TFDA Approves the Phase I Clinical Trial of the New Drug UB-852 Developed by UBI Pharma

TFDA Approves the Phase I Clinical Trial of the New Drug UB-852 Developed by UBI Pharma


Hui-Rong Du | PUBLISHED: June 10, 2019 at 1:14 p.m.Commercial Times

UBI Pharma (6562) announced that the TFDA has approved the phase I clinical trial of its innovative, long-acting recombinant human erythropoietin UB-852.

The main purpose of this clinical trial is to investigate the safety of this new drug in healthy subjects. The trial will last approximately 12 months.
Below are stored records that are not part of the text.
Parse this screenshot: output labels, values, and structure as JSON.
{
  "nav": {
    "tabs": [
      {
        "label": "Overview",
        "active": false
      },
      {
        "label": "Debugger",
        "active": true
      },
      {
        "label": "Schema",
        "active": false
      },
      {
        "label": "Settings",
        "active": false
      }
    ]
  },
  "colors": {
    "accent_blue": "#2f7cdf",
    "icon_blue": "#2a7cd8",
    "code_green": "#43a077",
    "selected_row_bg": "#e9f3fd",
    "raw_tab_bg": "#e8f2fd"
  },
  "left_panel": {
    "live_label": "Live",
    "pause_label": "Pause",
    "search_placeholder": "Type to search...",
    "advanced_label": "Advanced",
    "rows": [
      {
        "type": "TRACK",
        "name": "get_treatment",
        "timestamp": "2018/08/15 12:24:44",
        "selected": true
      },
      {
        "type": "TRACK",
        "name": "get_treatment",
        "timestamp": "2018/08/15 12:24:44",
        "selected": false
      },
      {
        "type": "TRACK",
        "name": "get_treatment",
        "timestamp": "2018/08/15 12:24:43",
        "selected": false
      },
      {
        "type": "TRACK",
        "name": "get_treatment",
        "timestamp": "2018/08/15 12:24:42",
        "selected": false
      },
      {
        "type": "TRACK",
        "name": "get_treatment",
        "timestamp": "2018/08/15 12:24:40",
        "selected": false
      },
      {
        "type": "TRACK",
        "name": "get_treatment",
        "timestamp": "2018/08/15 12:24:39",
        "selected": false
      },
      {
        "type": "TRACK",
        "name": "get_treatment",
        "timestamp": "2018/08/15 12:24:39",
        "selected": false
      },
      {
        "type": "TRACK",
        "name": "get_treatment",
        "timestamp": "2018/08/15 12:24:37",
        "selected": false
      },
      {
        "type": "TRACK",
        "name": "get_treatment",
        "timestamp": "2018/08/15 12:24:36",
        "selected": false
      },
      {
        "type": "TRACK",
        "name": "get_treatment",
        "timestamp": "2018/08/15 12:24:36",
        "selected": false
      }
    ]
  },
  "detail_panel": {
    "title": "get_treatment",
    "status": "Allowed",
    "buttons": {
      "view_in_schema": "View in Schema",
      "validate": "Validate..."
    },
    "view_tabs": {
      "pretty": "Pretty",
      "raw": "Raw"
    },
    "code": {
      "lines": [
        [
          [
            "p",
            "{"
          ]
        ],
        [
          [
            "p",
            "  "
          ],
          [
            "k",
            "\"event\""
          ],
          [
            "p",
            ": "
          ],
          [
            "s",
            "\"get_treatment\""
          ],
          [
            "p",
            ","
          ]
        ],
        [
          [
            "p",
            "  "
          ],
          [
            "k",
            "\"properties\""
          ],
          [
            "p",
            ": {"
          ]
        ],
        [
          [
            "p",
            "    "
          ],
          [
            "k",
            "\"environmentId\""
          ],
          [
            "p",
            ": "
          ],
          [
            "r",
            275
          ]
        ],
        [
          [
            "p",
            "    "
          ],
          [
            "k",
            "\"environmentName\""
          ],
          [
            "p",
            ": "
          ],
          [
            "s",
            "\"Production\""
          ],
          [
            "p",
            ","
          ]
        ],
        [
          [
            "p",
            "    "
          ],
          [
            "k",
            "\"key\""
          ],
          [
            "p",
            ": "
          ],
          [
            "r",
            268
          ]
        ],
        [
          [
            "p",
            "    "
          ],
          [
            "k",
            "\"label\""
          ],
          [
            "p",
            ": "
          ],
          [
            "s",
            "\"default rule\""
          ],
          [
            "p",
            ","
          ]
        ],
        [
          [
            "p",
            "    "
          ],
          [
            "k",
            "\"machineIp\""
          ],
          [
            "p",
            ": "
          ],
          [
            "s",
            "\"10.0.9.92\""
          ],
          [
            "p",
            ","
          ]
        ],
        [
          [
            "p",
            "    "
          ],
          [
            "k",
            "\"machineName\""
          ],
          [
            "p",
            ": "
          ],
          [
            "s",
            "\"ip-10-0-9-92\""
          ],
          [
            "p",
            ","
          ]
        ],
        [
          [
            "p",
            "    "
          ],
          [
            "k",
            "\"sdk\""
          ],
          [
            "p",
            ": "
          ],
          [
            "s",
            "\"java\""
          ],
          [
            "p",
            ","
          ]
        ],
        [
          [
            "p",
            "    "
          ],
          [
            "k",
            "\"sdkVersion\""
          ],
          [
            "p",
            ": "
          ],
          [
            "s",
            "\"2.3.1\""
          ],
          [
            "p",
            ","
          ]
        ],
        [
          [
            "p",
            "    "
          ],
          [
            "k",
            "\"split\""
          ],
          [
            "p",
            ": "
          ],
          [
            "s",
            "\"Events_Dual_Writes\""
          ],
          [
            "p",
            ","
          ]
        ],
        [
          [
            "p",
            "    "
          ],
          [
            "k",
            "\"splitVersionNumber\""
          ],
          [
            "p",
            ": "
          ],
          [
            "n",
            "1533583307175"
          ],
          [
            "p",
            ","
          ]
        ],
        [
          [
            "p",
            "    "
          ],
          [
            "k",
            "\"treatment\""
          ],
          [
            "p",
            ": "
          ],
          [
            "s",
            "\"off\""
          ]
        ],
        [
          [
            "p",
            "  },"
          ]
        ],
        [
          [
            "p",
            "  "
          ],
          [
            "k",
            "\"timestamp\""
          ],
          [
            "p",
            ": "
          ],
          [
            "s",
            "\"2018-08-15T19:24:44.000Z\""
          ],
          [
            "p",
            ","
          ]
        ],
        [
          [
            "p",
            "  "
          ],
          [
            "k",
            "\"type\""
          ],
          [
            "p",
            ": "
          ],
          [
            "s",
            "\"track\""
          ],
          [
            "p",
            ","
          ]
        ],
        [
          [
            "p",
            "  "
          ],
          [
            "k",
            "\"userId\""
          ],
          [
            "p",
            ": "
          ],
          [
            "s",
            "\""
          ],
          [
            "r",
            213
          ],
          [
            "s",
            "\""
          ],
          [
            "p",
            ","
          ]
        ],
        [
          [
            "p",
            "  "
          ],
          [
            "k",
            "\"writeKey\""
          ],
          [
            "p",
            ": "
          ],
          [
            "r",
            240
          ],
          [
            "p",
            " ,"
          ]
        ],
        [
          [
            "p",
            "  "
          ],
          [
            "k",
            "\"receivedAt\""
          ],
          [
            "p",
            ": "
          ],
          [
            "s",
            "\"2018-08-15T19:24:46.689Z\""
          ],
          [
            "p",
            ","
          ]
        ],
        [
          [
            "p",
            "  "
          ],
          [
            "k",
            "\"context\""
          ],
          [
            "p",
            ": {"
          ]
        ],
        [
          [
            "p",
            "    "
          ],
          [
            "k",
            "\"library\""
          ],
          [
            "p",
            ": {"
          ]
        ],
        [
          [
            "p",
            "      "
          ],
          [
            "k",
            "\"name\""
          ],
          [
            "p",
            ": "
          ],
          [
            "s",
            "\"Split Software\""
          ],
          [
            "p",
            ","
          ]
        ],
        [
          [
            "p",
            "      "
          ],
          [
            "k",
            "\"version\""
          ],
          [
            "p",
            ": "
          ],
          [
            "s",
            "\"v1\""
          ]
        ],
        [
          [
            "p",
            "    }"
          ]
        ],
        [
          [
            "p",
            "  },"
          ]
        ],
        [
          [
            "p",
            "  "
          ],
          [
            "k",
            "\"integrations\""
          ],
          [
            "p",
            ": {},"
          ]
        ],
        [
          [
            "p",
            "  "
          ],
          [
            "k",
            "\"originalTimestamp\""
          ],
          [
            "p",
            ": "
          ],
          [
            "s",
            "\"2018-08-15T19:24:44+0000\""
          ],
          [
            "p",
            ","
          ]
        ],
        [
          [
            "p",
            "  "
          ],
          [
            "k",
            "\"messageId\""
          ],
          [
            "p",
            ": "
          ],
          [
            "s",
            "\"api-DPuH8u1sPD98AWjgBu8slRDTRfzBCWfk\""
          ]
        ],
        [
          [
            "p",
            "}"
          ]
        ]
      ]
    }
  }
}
Erythropoietin (EPO) is a glycoprotein hormone produced by the peritubular fibroblasts in the renal cortex, and its function is to regulate the production of red blood cells (RBC) in the body by inducing differentiation of the hematopoietic progenitor cells to red blood cells in the bone marrow.
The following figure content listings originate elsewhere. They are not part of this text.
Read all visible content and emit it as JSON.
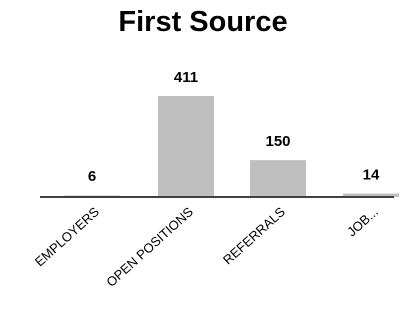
{
  "chart_data": {
    "type": "bar",
    "title": "First Source",
    "categories": [
      "EMPLOYERS",
      "OPEN POSITIONS",
      "REFERRALS",
      "JOB..."
    ],
    "values": [
      6,
      411,
      150,
      14
    ],
    "data_labels": [
      "6",
      "411",
      "150",
      "14"
    ],
    "xlabel": "",
    "ylabel": "",
    "ylim": [
      0,
      420
    ],
    "grid": false,
    "bar_color": "#bfbfbf",
    "axis_color": "#404040"
  }
}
EPO is primarily produced in the kidneys, and consequently patients with chronic renal disease usually suffer from anemia. Because the prevalence of chronic kidney failure is high, the market of dialysis is continuously expanding, directly resulting in the growth of the EPO market. UB-852 is a biologic prepared using genetic recombination technology and transgenic cells through multiple processes such as cell culture and protein purification.
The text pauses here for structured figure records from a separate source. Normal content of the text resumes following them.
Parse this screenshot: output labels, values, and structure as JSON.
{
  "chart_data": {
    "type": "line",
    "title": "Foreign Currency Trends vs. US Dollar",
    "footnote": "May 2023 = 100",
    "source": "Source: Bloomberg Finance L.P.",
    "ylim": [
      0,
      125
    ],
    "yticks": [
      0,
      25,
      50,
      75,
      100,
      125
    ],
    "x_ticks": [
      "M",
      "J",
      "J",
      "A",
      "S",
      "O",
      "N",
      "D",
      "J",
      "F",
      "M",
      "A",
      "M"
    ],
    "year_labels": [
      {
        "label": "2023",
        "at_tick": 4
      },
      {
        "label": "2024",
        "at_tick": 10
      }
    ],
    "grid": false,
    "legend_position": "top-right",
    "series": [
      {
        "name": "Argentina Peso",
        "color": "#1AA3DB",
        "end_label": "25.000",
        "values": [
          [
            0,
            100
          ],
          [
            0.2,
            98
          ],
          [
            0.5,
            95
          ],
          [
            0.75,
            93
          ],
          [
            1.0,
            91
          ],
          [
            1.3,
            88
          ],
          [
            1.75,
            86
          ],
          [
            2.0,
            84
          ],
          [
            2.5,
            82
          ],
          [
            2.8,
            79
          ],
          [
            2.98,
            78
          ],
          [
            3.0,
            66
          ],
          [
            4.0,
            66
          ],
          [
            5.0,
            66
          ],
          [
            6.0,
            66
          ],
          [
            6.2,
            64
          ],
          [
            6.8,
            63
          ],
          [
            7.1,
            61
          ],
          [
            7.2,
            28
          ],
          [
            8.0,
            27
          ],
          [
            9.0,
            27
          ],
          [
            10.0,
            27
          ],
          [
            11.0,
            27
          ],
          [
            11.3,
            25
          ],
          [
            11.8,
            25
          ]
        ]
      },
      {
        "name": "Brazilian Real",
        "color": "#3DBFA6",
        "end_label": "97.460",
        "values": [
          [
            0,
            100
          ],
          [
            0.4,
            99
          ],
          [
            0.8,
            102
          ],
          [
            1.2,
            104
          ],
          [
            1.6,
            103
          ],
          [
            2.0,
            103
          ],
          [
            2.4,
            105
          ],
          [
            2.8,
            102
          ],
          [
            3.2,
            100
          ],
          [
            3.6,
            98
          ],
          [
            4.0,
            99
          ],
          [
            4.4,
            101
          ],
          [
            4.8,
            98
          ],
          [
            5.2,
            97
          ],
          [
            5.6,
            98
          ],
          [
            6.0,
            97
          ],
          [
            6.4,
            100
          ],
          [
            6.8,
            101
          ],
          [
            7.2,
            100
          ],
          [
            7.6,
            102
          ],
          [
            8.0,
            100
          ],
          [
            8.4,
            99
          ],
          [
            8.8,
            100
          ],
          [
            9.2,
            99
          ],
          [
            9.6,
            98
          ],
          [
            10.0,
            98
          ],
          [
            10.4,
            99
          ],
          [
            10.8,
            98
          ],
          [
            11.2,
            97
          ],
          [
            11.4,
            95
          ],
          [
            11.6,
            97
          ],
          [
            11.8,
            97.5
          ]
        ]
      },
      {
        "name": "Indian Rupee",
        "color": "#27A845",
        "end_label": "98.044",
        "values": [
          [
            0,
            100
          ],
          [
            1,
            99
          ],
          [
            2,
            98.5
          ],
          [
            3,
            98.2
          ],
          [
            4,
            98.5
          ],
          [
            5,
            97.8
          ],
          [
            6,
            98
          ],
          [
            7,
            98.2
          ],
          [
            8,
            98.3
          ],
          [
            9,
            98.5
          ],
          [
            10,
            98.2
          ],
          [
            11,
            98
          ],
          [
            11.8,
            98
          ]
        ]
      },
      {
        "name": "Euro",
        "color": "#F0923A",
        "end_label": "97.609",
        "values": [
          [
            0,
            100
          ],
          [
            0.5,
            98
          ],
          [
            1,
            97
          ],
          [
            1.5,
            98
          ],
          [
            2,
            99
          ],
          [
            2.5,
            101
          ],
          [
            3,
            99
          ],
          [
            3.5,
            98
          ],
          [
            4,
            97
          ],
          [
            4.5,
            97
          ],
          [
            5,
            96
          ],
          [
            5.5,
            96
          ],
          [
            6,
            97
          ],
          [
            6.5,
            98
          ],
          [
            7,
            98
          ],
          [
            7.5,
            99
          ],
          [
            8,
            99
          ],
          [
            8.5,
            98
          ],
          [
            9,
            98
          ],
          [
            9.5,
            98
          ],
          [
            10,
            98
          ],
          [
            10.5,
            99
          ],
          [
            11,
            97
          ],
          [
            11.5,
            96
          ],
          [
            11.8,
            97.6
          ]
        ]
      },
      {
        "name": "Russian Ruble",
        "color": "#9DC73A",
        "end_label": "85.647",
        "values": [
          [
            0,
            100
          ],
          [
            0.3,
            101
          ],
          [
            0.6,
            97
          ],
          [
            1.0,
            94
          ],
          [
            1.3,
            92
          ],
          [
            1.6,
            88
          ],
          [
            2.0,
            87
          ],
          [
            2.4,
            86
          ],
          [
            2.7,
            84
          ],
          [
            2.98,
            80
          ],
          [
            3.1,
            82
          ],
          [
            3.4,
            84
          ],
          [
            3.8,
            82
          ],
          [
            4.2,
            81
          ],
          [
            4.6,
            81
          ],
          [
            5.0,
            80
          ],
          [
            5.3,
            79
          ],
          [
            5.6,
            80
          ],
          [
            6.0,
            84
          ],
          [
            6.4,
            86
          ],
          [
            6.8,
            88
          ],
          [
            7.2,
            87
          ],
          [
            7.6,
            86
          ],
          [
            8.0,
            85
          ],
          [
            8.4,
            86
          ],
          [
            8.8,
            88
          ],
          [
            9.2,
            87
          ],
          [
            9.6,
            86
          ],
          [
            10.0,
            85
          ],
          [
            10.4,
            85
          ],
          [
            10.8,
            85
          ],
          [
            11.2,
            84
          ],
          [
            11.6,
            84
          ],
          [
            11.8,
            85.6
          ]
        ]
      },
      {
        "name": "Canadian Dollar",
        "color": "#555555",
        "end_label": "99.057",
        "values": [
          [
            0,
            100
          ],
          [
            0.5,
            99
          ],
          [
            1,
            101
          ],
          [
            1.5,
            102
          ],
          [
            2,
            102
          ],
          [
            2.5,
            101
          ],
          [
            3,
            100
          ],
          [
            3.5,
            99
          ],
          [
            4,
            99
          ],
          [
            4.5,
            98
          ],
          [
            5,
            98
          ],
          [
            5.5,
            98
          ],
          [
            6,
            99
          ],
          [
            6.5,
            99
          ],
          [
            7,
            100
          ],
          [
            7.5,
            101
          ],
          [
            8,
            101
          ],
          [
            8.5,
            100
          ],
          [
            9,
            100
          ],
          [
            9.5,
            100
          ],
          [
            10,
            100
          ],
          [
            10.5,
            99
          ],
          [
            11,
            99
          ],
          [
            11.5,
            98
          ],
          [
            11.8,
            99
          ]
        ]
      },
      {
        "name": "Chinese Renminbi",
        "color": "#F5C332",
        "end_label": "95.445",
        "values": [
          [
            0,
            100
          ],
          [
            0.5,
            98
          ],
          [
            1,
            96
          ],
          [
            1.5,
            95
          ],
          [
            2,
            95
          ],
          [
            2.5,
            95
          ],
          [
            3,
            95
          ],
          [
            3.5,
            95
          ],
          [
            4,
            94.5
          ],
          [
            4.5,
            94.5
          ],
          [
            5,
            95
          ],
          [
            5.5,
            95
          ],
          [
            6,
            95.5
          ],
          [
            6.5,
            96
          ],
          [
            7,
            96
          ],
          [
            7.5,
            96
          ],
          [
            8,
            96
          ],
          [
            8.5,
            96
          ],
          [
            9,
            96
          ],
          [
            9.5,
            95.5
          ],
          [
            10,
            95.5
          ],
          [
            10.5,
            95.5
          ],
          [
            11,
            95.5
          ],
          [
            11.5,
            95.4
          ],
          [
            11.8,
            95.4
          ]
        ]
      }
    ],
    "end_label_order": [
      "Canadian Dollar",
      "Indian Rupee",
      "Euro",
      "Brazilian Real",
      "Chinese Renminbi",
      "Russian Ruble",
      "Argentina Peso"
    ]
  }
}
UBI Pharma stated that EPO is a protein drug with a relatively high technological threshold; furthermore, the company developed UB-852 based on its solid experience in developing the first-generation EPO, UB-851, as well as its patented Polysaccharide-binding Fusion Protein Platform. UB-852 features many advantages: its high sialic acid content can delay the action of sialidase, reduce the in vivo decomposition rate of drugs, and achieve a longer half-life.

UB-852 has been proven to have better half-life and efficacy than other commercially available second-generation drugs in preclinical studies and animal disease models, thus giving patients a safer option for medication.

United BioPharma stated that the half-life of the first-generation EPO is short, and these products need to be administered three times a week, which will affect patients’ quality of life and cause inconvenience. In addition, for dialysis patients with anemia caused by pre-ESRD, cancer chemotherapy, or antiviral drugs for HIV, the demand for long-acting EPO drugs is even more pressing. The long-acting UB-852 is produced in Taiwan and preclinical studies have demonstrated its safety. At present, the process development and drug production for clinical use have been completed, and the TFDA has approved the implementation of the phase I clinical trial. This product is expected to provide a long-acting drug option for patients and hospitals after completion of its development and release. UB-852 will reduce the total amount of drugs administered and the frequency of medication, thus improving patients’ quality of life.